Ne sono esempio Donne che lavorano al tombolo, Piccola mendicante e donna che fila, I due pitocchi, Mendicante moro, Mendicanti che mangiano, Bevitore, Uomo con boccale e Donne che lavorano, tutti dipinti realizzati tra gli anni Venti e Trenta del Settecento.

Giacomo Ceruti. Una tavolozza più accesa

Alcune tele escono fuori dalla narrazione della povertà di pochi personaggi e presentano un respiro più ampio e una tavolozza più accesa. Appartengono alla fase veneziana e sono ambientate in taverne e luoghi chiusi, come Gioco di carte, in cui diversi personaggi formano gruppi che danno vita ad altre scenette di genere contenute nella principale, come una donna che muove la culla del figlio, un uomo che riposa, uno che beve un fiasco di vino.

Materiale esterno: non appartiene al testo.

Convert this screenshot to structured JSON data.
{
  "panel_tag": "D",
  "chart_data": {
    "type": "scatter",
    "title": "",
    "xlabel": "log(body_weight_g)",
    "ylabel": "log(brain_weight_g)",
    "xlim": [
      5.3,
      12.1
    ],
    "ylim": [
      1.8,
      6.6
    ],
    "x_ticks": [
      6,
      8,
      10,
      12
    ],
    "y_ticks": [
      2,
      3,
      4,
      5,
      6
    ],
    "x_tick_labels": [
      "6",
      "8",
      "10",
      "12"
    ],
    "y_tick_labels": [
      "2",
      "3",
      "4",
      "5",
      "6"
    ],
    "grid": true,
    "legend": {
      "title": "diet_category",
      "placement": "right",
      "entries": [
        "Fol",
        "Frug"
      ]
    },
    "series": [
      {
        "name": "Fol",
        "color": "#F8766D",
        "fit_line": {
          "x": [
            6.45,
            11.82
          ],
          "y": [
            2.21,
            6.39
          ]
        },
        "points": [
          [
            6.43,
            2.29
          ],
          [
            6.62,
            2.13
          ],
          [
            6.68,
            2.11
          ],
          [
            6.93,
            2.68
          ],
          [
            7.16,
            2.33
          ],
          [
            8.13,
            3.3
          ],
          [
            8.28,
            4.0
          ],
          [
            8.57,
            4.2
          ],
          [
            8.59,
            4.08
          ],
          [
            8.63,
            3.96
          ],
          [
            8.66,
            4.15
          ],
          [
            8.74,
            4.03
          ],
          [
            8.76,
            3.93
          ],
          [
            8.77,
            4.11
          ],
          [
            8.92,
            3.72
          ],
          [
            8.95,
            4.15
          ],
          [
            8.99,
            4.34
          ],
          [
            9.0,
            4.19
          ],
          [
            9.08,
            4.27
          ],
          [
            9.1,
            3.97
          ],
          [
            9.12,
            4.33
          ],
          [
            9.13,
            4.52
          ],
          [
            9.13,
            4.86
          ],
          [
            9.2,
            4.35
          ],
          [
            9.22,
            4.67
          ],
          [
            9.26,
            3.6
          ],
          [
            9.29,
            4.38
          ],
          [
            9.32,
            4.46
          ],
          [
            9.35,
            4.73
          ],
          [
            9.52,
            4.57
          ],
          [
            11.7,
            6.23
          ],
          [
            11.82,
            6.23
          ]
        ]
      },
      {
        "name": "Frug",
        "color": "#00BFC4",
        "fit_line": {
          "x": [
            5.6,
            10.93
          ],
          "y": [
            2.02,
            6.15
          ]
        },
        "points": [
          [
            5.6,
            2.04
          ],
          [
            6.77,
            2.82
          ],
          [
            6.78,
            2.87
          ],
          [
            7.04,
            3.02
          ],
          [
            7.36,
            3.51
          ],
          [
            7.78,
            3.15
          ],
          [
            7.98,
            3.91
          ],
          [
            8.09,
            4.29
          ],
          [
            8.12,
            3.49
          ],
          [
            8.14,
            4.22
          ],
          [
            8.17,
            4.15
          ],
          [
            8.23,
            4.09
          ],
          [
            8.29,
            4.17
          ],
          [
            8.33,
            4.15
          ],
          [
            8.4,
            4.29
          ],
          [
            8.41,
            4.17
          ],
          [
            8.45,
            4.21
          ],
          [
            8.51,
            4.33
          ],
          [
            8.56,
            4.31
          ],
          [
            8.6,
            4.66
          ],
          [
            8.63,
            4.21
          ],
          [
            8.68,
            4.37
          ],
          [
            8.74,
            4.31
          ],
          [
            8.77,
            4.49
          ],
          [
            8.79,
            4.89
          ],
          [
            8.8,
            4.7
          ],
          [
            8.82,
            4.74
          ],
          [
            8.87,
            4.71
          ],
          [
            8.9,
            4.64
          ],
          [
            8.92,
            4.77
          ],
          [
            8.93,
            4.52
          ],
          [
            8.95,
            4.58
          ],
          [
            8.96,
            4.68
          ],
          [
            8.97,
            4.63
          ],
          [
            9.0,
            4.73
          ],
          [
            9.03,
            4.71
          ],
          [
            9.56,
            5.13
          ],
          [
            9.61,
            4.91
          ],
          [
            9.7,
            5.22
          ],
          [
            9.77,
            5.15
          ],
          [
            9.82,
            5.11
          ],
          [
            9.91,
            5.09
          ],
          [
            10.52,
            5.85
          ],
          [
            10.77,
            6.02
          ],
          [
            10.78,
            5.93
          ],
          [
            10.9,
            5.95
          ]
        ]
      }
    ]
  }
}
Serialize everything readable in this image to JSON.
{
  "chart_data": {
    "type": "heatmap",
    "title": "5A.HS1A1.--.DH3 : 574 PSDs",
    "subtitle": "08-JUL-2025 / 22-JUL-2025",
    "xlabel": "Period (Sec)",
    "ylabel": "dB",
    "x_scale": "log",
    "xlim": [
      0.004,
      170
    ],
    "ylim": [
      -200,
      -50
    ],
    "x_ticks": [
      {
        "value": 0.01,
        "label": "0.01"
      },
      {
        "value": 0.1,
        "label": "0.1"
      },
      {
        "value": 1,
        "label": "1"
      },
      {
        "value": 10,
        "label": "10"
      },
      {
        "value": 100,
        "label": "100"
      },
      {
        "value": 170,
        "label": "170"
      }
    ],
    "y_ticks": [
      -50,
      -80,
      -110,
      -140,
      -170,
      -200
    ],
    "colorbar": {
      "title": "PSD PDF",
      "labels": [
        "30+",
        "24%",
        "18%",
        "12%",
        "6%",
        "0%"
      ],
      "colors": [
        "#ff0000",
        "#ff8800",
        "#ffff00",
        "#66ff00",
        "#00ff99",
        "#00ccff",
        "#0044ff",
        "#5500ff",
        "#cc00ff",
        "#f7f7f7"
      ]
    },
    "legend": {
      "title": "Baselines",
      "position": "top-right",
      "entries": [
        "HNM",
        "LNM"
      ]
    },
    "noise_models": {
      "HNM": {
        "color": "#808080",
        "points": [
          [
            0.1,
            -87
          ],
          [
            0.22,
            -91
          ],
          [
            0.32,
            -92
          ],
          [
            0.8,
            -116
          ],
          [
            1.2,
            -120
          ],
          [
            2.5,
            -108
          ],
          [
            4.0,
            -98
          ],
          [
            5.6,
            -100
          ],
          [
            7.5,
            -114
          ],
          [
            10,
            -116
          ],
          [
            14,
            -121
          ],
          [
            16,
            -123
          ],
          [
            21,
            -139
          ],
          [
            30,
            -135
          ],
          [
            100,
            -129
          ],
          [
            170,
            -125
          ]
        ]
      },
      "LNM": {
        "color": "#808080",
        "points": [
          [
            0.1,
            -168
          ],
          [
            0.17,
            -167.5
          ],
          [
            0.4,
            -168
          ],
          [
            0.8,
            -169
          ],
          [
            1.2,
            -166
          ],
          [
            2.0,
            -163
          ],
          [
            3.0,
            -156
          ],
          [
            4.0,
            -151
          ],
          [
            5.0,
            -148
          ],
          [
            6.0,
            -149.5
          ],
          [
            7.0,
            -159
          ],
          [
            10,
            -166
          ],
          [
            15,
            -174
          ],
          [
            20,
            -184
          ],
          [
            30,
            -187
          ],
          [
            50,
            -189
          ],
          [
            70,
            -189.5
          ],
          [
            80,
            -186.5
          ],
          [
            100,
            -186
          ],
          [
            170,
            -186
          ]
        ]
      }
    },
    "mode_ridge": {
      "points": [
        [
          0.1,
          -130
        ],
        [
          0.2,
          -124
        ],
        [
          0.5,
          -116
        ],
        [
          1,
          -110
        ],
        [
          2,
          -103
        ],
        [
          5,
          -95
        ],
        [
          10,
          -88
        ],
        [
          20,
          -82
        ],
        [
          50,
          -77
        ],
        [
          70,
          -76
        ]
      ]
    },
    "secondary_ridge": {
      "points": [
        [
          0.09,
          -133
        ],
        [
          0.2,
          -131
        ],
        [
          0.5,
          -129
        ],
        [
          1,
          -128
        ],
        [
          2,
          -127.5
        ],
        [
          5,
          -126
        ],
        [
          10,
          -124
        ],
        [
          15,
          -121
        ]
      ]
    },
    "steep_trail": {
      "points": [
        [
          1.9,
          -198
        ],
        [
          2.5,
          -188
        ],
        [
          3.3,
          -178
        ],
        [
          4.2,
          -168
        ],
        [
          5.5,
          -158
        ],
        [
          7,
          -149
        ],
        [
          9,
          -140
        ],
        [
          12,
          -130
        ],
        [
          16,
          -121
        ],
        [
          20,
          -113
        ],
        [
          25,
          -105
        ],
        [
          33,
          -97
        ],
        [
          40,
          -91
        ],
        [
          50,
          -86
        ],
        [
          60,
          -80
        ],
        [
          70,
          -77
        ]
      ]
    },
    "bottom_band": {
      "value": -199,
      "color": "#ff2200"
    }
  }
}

Dopo il trasferimento a Venezia, per il maresciallo Schulenburg realizza una delle sue tele più famose, I tre pitocchi che segue la scia delle Due sorelle, risalente ancora al periodo bresciano. Per quanto riguarda i ritratti, Giacomo Ceruti utilizza sempre lo stesso indirizzo naturalistico che si rifà ad una certa pittura del Seicento olandese, come si nota dal Ritratto di giovane gentiluomo, dal Ritratto di prelato, dalla Donna anziana e dal Bevitore.